Standalone risks are risks associated with a single operating unit of a company, corporate sector or asset rather than a larger, well-diversified portfolio.
- Standalone risks are risks associated with a single aspect of a company or a specific asset.
- Independence risk cannot be mitigated by diversification.
- Total beta measures the volatility of a particular asset by itself.
- Meanwhile, the coefficient of variation (CV) shows the magnitude of the risk associated with an investment relative to the expected return.
Understanding Standalone Risk
All financial assets can be examined in the context of a broader portfolio or independently when the underlying assets are considered isolated.
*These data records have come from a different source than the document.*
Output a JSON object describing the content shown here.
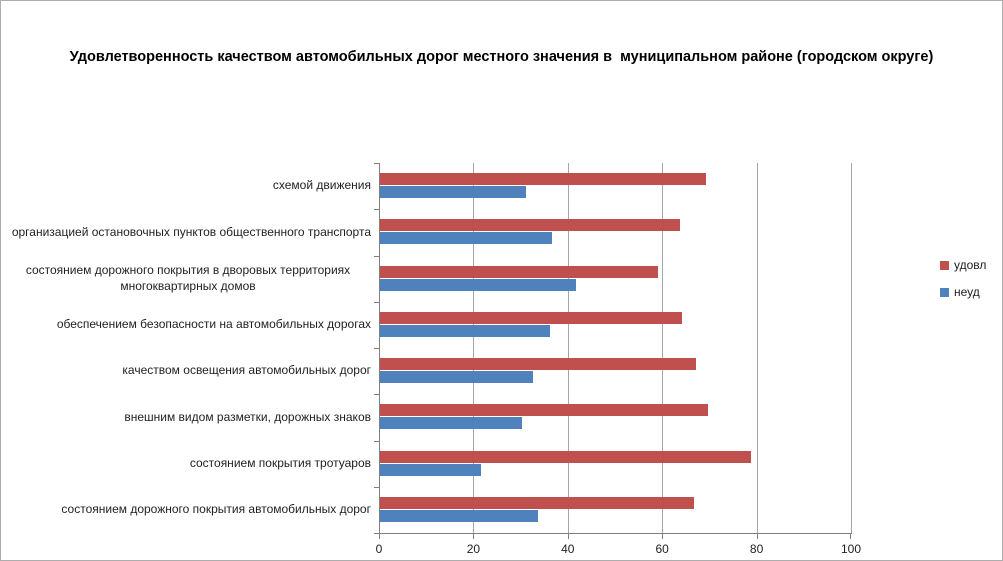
{
  "chart_data": {
    "type": "bar",
    "orientation": "horizontal",
    "title": "Удовлетворенность качеством автомобильных дорог местного значения в  муниципальном районе (городском округе)",
    "categories": [
      "схемой движения",
      "организацией остановочных пунктов общественного транспорта",
      "состоянием дорожного покрытия  в дворовых  территориях многоквартирных домов",
      "обеспечением  безопасности на  автомобильных дорогах",
      "качеством освещения  автомобильных дорог",
      "внешним  видом разметки, дорожных знаков",
      "состоянием покрытия тротуаров",
      "состоянием дорожного покрытия автомобильных дорог"
    ],
    "series": [
      {
        "name": "удовл",
        "color": "#c0504d",
        "values": [
          69,
          63.5,
          59,
          64,
          67,
          69.5,
          78.5,
          66.5
        ]
      },
      {
        "name": "неуд",
        "color": "#4f81bd",
        "values": [
          31,
          36.5,
          41.5,
          36,
          32.5,
          30,
          21.5,
          33.5
        ]
      }
    ],
    "xlabel": "",
    "ylabel": "",
    "xlim": [
      0,
      100
    ],
    "x_ticks": [
      0,
      20,
      40,
      60,
      80,
      100
    ],
    "grid": true,
    "legend_position": "right",
    "grid_color": "#a6a6a6",
    "axis_color": "#7f7f7f"
  }
}
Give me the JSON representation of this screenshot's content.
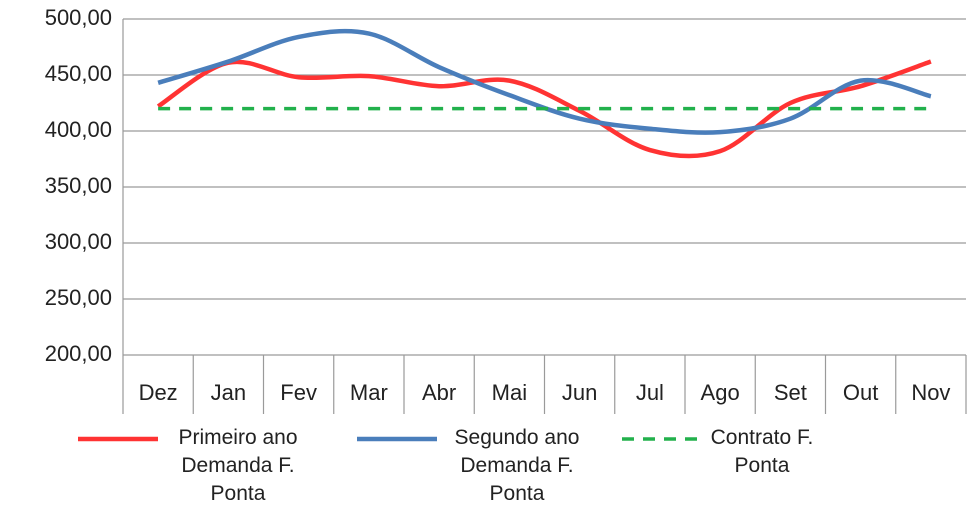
{
  "chart_data": {
    "type": "line",
    "categories": [
      "Dez",
      "Jan",
      "Fev",
      "Mar",
      "Abr",
      "Mai",
      "Jun",
      "Jul",
      "Ago",
      "Set",
      "Out",
      "Nov"
    ],
    "series": [
      {
        "name": "Primeiro ano Demanda F. Ponta",
        "color": "#ff3333",
        "dashed": false,
        "values": [
          422,
          461,
          448,
          449,
          440,
          445,
          418,
          383,
          382,
          425,
          440,
          462
        ]
      },
      {
        "name": "Segundo ano Demanda F. Ponta",
        "color": "#4a7ebb",
        "dashed": false,
        "values": [
          443,
          462,
          484,
          487,
          457,
          432,
          411,
          402,
          399,
          411,
          445,
          431
        ]
      },
      {
        "name": "Contrato F. Ponta",
        "color": "#22b14c",
        "dashed": true,
        "values": [
          420,
          420,
          420,
          420,
          420,
          420,
          420,
          420,
          420,
          420,
          420,
          420
        ]
      }
    ],
    "ylim": [
      200,
      500
    ],
    "yticks": [
      {
        "value": 200,
        "label": "200,00"
      },
      {
        "value": 250,
        "label": "250,00"
      },
      {
        "value": 300,
        "label": "300,00"
      },
      {
        "value": 350,
        "label": "350,00"
      },
      {
        "value": 400,
        "label": "400,00"
      },
      {
        "value": 450,
        "label": "450,00"
      },
      {
        "value": 500,
        "label": "500,00"
      }
    ],
    "grid": true
  }
}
While the portfolio environment considers all investments and assessments when calculating risk, it assumes that the underlying asset is the only investment an investor must lose or gain when calculating independent risk.
Standalone risks represent risks arising from a specific asset, sector or project. It risk measures the dangers associated with a single aspect of a company’s operations, or the risk of holding a particular asset, such as a closely held company.
For a company, calculating standalone risk can help determine the risk of a project as if it were operating as a separate entity. If these operations ceased to exist, the risk would not exist. In portfolio management, stand-alone risk measures the risk of individual assets that cannot be reduced by diversification.
Investors may examine the risk of stand-alone assets to predict the expected return on an investment. Standalone risk must be carefully considered because, as a finite asset, if its value increases, investors will either see high returns, or suffer devastating losses if things don’t go as planned.
Measuring independent risk
Independent risk can be measured by the total beta calculation or the coefficient of variation (CV).
Beta reflects the level of volatility that a particular asset will experience relative to the overall market. At the same time, the total beta, achieved by removing the correlation coefficient from the beta, measures the independent risk of a particular asset, not that it is part of a well-diversified portfolio.
Coefficient of Variation (CV)
CV is a measure used in probability theory and statistics that creates a standardized measure of the dispersion of probability distributions. After CV is calculated, its value can be used to analyze expected return and expected value at risk separately.
A lower CV indicates higher expected return and lower risk, while a higher CV value indicates higher risk and lower expected return. CV is considered particularly useful because it is a dimensionless number, which means that, for financial analysis, it does not need to include other risk factors, such as market volatility.